22
Leo
Sebelum ayahku sempat menyemprotkan amarahnya ke siapapun yang dia temui di rumah ini, Pak Sidik sudah terlebih dahulu membawaku masuk ke dalam kamar. Dia menutup pintu kamarku rapat-rapat. Seperti biasanya, Pak Sidik selalu punya perhatian yang lebih kepadaku. Dia tidak ingin aku mendengar semua kekejaman yang akan keluar dari mulut orang yang seharusnya menjadi yang paling dekat denganku. Aku selalu menghargai kebaikannya sama seperti dia selalu menghargai keberadaanku. Dia bahkan pernah mengatakan kalau dia sudah menganggapku seperti putranya sendiri. Andai saja ayahku memperlakukanku sama hangatnya dengan perlakuan Pak Sidik terhadapku.
Pak Sidik punya seorang anak hasil pernikahannya dengan istri satu-satunya. Namun naas kebakaran terjadi dua puluh tahun silam yang membakar habis rumah Pak Sidik. Pada saat itu Pak Sidik tidak sedang berada di rumah. Menurut keterangan polisi, gas elpiji di rumahnya bocor dan memenuhi seisi ruangan sebelum ada percikan api yang muncul dari korek api saat istrinya hendak menyalakan lilin. Di jago merah dengan rakusnya melahap seluruh milik Pak Sidik sampai sehabis-habisnya, termasuk dengan keinginan hidupnya.
Selama beberapa tahun, Pak Sidik hidup tanpa arah. Seluruh gairahnya habis terlalap oleh api yang menghanguskan tidak hanya rumahnya tapi juga beberapa rumah tetangganya. Penderitaan Pak Sidik tidak selesai sampai di situ. Tetangga di kampungnya menjauhinya bahkan ada yang melabelinya sebagai pembunuh walaupun Pak Sidik tidak tahu-menahu soal kebakaran itu. Itulah yang akhirnya membuat Pak Sidik pergi dan pada akhirnya bekerja di tempatku hingga sekarang.
Meski Pak Sidik sudah berusaha yang terbaik, tetap saja suara-suara itu masih bisa aku dengar dengan jelas. Menembus celah-celah dinding.
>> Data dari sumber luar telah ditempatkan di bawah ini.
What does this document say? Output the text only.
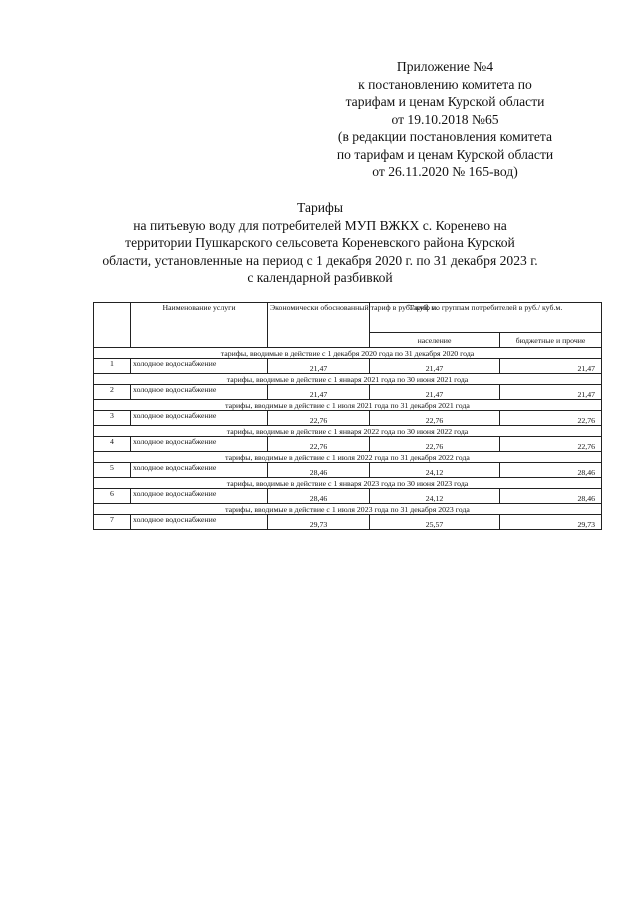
Приложение №4
к постановлению комитета по
тарифам и ценам Курской области
от 19.10.2018 №65
(в редакции постановления комитета
по тарифам и ценам Курской области
от 26.11.2020 № 165-вод)
Тарифы
на питьевую воду для потребителей МУП ВЖКХ с. Коренево на
территории Пушкарского сельсовета Кореневского района Курской
области, установленные на период с 1 декабря 2020 г. по 31 декабря 2023 г.
с календарной разбивкой
	Наименование услуги	Экономически обоснованный тариф в руб./ куб. м.	Тариф по группам потребителей в руб./ куб.м.	
			население	бюджетные и прочие
тарифы, вводимые в действие с 1 декабря 2020 года по 31 декабря 2020 года				
1	холодное водоснабжение	21,47	21,47	21,47
тарифы, вводимые в действие с 1 января 2021 года по 30 июня 2021 года				
2	холодное водоснабжение	21,47	21,47	21,47
тарифы, вводимые в действие с 1 июля 2021 года по 31 декабря 2021 года				
3	холодное водоснабжение	22,76	22,76	22,76
тарифы, вводимые в действие с 1 января 2022 года по 30 июня 2022 года				
4	холодное водоснабжение	22,76	22,76	22,76
тарифы, вводимые в действие с 1 июля 2022 года по 31 декабря 2022 года				
5	холодное водоснабжение	28,46	24,12	28,46
тарифы, вводимые в действие с 1 января 2023 года по 30 июня 2023 года				
6	холодное водоснабжение	28,46	24,12	28,46
тарифы, вводимые в действие с 1 июля 2023 года по 31 декабря 2023 года				
7	холодное водоснабжение	29,73	25,57	29,73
Suara itu bak menggedor-gedor permukaan dinding dan juga relung hatiku terdalam. Sampai sekarang aku masih tidak bisa mengerti kenapa kata-kata sekejam itu bisa keluar dari mulutnya.
Siapa yang ingin lahir dalam kondisi cacat? Kalau aku punya pilihan, aku tentu tidak mau lahir ke dunia dengan keterbatasan fisik yang aku miliki. Jangan keterbatasan fisik, bahkan imajinasi dan seluruh sikapku juga harus selalu dibatasi sampai aku merasa sesak. Rumah ini hanyalah sangkar emas yang membuaiku untuk tetap mau berada di dalamnya.
Aku sempat mengandaikan diriku memiliki sayap. Hampir setiap malam aku memimpikan diriku memiliki sayap yang lebar dan panjang. Betapa bahagianya diriku bisa terbang di antara gumpalan-gumpalan awan putih. Menari di antara burung-burung yang bermigrasi dari tempat yang satu ke tempat yang lain. Aku juga membayangkan diriku mampu berenang di sungai yang aliran airnya begitu deras. Meliuk-liukkan tubuhku di antara bebatuan seperti ikan salmon. Menerjang arus yang keras dan menjadi digdaya karenanya.
Setiap kali aku menyaksikan anak-anak yang bermain dengan kedua kakinya yang utuh dan kuat, siapa yang tidak cemburu? Aku menangis karena kondisiku. Namun yang lebih memilukan aku menangis dalam kesendirian karena tidak ada satupun dari orang tuaku yang menghiburku. Bahkan ibuku saja, sudah terlebih dahulu meninggalkanku saat usiaku belum menginjak usia 3 tahun, Saat aroma putingnya saja masih belum lekang dari penciumanku.
Dan kalau kalian berpikir yang kurasakan tadi sudah cukup berat, kalian salah besar! Aku masih harus menanggung beban rasa bersalah karena harus membuat orang tuaku merasa malu akan keberadaanku. Setiap hari aku mengutuki diriku sendiri. Berharap aku tidak pernah lahir ke dunia ini. Kalau reinkarnasi itu ada, aku tidak akan memilih untuk terlahir di tubuh seperti ini.